Глубокая рана, размером с чайное блюдце и все. Даже не насквозь, а всего сантиметров на десять. Львов пошатнулся, выдернул из моего плеча ленту скверны, но быстро выпрямился и оскалил зубы в мерзкой улыбке. Повернул голову набок, словно изучая меня, как какое-то мелкое недоразумение.
Рана в его груди тут же начала стягиваться.
«…Матвей, кажется, пора…» — напряженно прошипел Муха.
Нет, рано еще. Рана на груди Львова сузилась, зарастая сразу со всех сторон, и уже стала диаметром, как бутылочное горлышко. А вот сейчас пора!
Я выхватил маленький флакончик с черногнилью. Ту самую, которую мы украли с оружейной фабрики.
Смолу с крышки я содрал заранее, оставалась только магическая пробка, но я даже прикасаться к ней не стал — сдвоенная сила мейна и Ларса — тонкое ледяное лезвие, взмах, толчок и, словно гусары шампанское открывают, только без брызгов. Верхушка флакончика отлетела в сторону, а саму склянку я бросил в грудь Львову.
Профессор внес корректировки, и флакончик влетел аккурат в затягивающуюся рану. Львов дернулся, начал судорожно раздирать грудь, пытаясь вырвать заразу из тела. Но было уже поздно.
Черные прожилки, как вену на теле обычного человека, взбухли на груди и побежали по всему телу. Он взревел, но уже как-то не грозно, скорее обиженно и разочарованно.
— Да свершится справедливость, даже если небеса упадут… — я прошептал девиз отца, не смог сдержаться, чувствовал, что мне сейчас нужно это сказать.
Потом снова призвал силу Ларса, подхватил с земли помятое медное блюдо и отправил его к Львову. А когда оно приблизилось чуть ли не вплотную, подскочил и со всей дури пнул Львова ногой в грудь. Еще и мощности от Мухи добавил.
Зараженной Грешник отлетел на несколько метров и скатился по пандусу прямо в воду. Несколько раз еще перевернулся и пересек тонкую грань разрыва. Зеркальная поверхность пошла рябью, чавкнула и проглотила Львова.
Я уже был рядом, подпаливая разрыв огневиком.
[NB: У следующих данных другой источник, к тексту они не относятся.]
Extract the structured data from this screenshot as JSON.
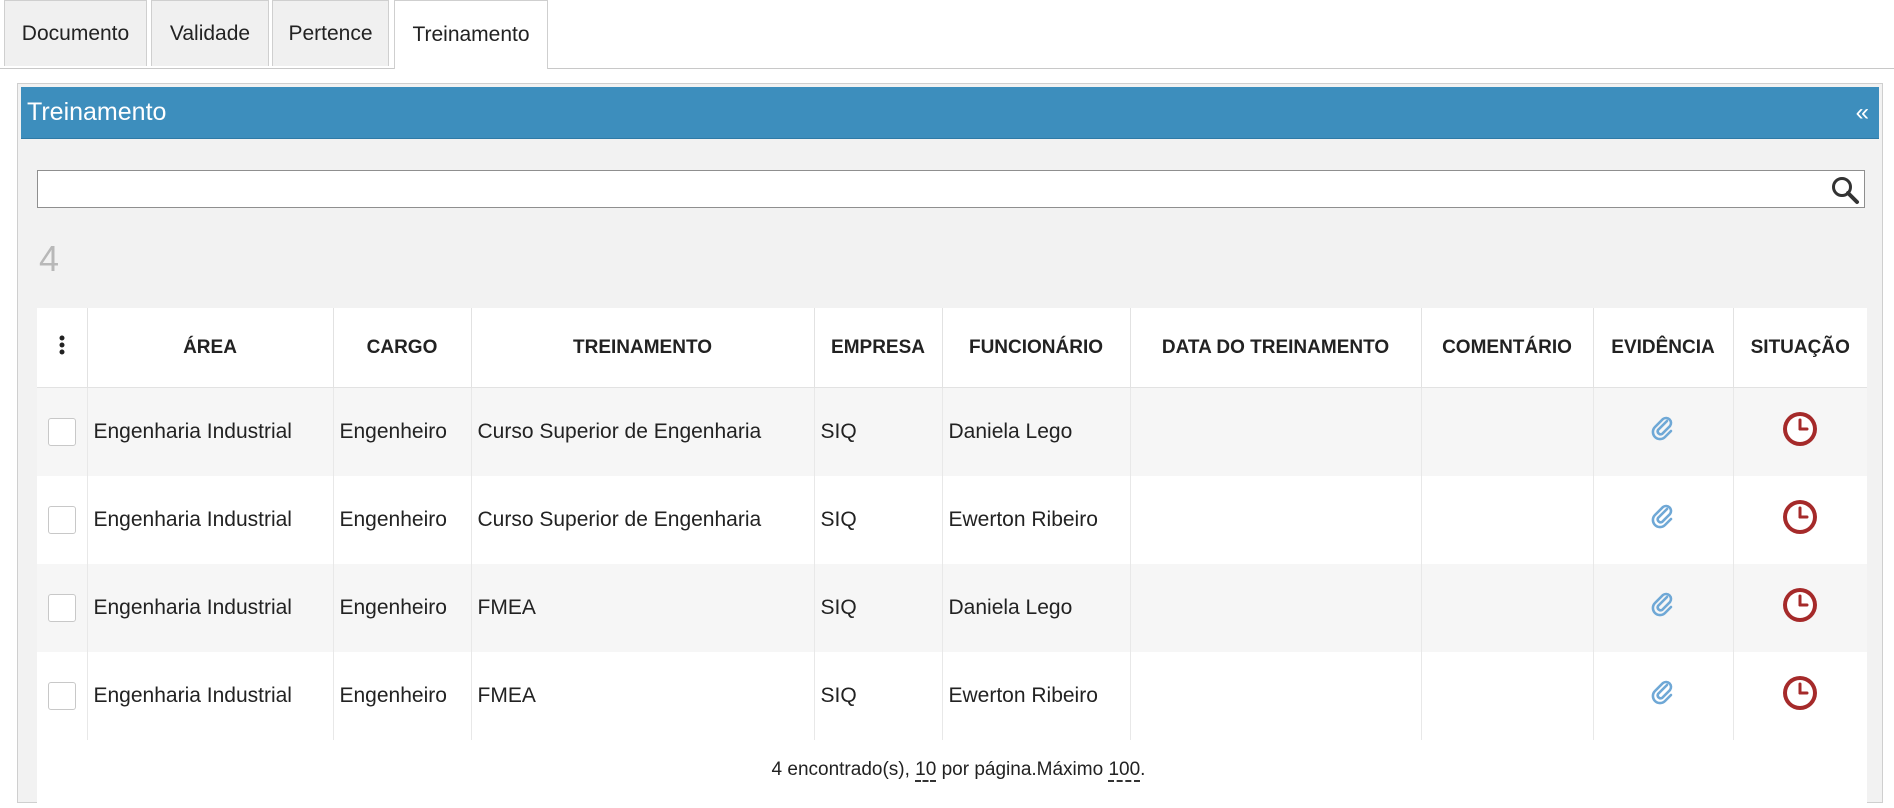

Занялось! Но я, обжигая руки, все равно продолжал тыкать ZIPPO в черные сгустки, гоняющие по поверхности. И прежде чем разрыв вспыхнул целиком, сгустки опять сформировались в чье-то лицо. Взгляд пустых глаз — все та злость, ненависть и желание добраться до меня, ощущались чуть ли не физически. Тварь с той стороны бессильно клацнула зубами и растворилась в огне.
«…а теперь тикаем!» — залихватски свистнул Муха, и я бросился вдоль берега.
Слышал, как совсем недолгая пауза, сменилась вздохами непонимания, а потом и гнева. И как за мной бросилась толпа. Раздались выстрелы, скрежеща по бедному ржавому кораблю, но меня там уже не было. Проскочил насквозь и, пользуясь темнотой, дымом от сгоревшего разрыва, припустил по берегу, забирая обратно в горы.
Переполненный силой от изгнания, плюс остатки императорской крови — я, скорее всего, светился для них, как прожектор на маяке в безлунную ночь. Грешники скоординировались и довольно быстро потянулись за мной. Со стороны города взревели моторки, темную ночь прорезали десятки фар и прожекторов.